Well, it’s not that progress hasn’t been made on BHP Billiton’s proposal. The company wants to lease up to 60 acres of Terminal 5, where it would build an export facility to ship potash, a fertilizer ingredient that environmental regulators consider nontoxic to aquatic organisms.

BHP Billiton, headquartered in Melbourne, Australia, would ship potash by rail to the port, where it would then be loaded onto ships bound primarily for Asia. The company would haul the potash from a mine it’s developing in Canada’s Saskatchewan Basin.

So far, the company, which has a market cap of $210.33 billion (for perspective, Microsoft Corp.’s market cap is $229.35 billion) has done some prep work on the Terminal 5 site. The parties have a preliminary lease agreement, with the port’s commission unanimously agreeing in December to an important extension of that agreement to Feb. 13.

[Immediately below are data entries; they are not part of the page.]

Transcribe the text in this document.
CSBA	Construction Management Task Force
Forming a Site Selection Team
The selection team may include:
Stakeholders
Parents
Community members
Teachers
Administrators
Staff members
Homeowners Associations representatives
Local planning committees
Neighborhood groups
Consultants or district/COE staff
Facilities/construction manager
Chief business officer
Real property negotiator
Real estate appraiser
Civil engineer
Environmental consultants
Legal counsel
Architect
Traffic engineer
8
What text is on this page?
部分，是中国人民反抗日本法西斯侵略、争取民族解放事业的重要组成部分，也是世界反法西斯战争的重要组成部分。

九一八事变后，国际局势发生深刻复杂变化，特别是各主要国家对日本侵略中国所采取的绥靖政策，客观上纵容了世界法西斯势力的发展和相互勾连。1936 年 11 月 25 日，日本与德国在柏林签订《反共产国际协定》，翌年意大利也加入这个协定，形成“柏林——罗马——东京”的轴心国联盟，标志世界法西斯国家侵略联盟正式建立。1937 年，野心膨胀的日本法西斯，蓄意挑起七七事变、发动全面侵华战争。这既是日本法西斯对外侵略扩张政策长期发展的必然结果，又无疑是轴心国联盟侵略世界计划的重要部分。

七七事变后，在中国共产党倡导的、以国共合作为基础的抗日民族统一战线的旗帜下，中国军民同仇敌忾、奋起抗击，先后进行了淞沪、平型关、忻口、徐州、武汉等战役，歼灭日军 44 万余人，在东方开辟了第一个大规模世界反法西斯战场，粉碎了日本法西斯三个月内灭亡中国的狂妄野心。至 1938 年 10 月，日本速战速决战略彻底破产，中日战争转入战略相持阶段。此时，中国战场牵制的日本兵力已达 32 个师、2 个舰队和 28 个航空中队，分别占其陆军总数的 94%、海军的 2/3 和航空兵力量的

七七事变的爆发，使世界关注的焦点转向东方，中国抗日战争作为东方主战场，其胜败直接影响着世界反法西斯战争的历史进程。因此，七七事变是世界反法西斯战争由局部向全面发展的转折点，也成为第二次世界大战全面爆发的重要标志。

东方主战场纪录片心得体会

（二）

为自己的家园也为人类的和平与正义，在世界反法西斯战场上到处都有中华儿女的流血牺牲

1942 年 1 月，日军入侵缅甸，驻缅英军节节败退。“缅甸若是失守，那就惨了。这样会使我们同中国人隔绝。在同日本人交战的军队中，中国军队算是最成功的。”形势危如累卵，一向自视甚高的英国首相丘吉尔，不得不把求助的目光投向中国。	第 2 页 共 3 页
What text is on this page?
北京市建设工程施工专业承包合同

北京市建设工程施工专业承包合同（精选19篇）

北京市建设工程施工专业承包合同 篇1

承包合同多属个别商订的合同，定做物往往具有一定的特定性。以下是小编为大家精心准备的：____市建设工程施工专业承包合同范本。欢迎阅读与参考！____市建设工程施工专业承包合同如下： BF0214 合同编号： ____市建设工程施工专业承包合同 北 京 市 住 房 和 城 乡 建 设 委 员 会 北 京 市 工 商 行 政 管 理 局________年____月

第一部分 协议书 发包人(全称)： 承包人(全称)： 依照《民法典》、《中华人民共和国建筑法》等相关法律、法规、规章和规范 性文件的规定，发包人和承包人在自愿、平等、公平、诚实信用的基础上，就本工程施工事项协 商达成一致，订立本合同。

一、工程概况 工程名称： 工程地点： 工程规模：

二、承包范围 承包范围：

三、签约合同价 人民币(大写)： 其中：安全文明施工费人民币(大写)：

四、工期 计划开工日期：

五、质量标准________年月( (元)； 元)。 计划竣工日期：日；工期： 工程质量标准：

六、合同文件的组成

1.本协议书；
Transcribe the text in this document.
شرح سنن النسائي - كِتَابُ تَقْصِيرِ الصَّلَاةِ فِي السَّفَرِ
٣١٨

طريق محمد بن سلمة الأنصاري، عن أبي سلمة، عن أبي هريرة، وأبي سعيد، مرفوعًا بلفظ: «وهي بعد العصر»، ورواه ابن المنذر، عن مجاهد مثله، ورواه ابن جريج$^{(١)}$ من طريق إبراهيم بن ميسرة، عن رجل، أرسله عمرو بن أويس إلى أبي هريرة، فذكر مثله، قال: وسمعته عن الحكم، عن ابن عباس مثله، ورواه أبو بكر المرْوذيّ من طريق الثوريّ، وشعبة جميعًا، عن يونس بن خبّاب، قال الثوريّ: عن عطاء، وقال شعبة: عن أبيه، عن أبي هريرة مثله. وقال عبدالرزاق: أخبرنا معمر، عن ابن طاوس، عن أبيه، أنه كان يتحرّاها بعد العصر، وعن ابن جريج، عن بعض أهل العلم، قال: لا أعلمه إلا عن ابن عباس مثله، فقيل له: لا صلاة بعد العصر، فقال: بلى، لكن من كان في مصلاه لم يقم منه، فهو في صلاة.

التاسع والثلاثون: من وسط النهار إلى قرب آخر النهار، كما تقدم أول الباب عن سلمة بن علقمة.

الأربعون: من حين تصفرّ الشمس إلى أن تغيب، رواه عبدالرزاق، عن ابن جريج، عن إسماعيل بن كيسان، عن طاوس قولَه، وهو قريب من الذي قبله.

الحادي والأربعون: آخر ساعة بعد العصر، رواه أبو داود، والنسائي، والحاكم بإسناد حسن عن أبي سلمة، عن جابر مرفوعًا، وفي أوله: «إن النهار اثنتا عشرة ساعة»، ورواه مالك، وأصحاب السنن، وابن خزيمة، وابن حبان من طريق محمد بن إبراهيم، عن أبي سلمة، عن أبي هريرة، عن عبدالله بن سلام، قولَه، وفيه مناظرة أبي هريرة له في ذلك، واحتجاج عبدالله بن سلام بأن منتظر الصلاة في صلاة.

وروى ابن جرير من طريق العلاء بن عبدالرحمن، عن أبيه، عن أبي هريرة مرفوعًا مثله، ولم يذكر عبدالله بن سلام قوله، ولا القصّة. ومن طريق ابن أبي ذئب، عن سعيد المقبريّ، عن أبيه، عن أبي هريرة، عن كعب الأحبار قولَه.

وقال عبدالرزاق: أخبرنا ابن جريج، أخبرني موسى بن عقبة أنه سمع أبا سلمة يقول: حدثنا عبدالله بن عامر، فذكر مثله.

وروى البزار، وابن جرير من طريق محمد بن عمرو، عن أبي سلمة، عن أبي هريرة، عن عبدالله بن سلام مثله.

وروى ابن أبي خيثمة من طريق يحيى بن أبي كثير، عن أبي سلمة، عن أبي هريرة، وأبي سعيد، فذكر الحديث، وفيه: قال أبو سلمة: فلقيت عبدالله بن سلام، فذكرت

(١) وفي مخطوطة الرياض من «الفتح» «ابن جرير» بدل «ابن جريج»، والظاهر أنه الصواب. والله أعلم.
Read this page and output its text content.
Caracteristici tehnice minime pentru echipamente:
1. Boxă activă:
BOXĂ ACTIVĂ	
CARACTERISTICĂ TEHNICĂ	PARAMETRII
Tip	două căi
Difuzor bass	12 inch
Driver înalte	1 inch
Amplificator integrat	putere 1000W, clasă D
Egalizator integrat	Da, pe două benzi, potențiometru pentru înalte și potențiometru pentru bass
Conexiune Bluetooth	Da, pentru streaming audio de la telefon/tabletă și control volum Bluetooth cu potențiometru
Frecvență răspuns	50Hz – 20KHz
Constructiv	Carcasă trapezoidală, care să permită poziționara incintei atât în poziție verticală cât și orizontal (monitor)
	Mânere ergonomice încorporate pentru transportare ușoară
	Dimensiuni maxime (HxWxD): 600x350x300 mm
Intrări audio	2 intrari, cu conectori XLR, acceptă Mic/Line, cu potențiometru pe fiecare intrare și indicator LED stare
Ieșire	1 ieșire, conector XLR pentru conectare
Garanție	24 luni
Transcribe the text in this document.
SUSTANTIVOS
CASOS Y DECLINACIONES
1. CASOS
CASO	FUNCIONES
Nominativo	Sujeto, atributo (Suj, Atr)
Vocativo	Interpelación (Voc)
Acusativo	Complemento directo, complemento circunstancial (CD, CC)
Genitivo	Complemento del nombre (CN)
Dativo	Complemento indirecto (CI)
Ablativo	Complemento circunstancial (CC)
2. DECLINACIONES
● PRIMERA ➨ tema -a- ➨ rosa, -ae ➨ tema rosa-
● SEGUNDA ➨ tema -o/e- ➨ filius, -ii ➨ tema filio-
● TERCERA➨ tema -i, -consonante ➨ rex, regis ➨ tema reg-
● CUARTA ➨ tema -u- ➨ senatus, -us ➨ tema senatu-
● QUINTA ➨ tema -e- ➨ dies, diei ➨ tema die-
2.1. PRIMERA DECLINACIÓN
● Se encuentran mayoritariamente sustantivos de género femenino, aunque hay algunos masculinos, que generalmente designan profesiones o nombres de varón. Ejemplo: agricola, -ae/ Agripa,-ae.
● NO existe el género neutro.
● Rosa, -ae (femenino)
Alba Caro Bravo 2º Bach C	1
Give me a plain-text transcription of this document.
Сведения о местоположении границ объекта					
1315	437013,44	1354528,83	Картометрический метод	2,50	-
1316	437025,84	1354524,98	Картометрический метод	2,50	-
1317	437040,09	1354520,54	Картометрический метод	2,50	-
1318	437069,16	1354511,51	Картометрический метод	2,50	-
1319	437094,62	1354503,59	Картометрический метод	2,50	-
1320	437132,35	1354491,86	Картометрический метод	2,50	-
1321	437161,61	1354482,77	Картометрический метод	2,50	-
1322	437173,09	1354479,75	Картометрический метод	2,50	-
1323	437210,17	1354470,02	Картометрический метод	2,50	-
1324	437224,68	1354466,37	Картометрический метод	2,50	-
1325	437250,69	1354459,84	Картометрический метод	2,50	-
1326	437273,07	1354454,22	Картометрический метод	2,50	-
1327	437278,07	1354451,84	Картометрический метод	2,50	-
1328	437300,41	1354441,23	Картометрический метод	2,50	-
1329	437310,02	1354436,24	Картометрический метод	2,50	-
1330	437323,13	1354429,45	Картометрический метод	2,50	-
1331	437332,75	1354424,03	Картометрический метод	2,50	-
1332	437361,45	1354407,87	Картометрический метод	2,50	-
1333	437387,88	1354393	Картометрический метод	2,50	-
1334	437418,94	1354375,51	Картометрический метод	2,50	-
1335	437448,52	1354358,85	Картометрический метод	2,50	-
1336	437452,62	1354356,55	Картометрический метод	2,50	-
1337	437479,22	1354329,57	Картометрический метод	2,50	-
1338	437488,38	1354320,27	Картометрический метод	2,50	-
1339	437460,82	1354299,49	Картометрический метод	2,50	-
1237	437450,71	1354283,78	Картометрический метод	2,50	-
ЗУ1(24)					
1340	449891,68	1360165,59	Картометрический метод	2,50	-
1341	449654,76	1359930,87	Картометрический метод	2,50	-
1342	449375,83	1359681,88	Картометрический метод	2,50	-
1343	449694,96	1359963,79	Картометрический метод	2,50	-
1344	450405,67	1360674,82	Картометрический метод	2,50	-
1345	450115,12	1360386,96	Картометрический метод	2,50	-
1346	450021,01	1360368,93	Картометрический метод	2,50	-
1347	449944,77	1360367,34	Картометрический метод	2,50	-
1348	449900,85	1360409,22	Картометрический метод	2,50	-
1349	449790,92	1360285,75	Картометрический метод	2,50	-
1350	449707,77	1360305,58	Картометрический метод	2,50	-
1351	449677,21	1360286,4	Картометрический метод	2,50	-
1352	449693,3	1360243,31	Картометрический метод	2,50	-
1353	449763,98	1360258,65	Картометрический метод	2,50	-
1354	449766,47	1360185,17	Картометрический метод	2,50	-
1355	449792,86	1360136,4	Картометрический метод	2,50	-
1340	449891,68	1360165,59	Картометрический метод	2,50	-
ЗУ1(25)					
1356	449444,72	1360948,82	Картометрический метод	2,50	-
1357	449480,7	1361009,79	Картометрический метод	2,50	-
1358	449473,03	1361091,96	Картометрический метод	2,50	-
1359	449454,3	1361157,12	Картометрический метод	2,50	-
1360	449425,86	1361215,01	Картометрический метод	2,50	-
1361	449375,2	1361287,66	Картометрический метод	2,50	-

Meanwhile, the port’s executive director, Todd Coleman, is expected in the next several weeks to head to Saskatchewan, where he’ll meet with BHP officials to discuss a new preliminary agreement that would take the negotiations beyond Feb. 13.

The point is to keep the ball rolling in hopes of eventually breaking ground on a project.

But much has changed between 2008 and now. Forcing the extension of negotiations is a weak global economy that prompted BHP to delay its potash project. As the Wall Street Journal recently reported, global demand for potash in 2012 is “expected to (turn out to have been) 9 percent lower than its peak in 2007.”

Landing BHP Billiton’s facility would create jobs, significantly boost the cargo tonnage the port handles, inject private capital into the region, and secure a long-term stream of lease income for the port — all of which would enable the port to plow more funds into additional public works projects, including its prized West Vancouver Freight Access rail project, to grow the economy.

Suffice it to say, the stakes for the port remain high.

What hasn’t changed, said Theresa Wagner, the port’s communications manager, is the relationship between the port and BHP, which “is still very strong and positive.”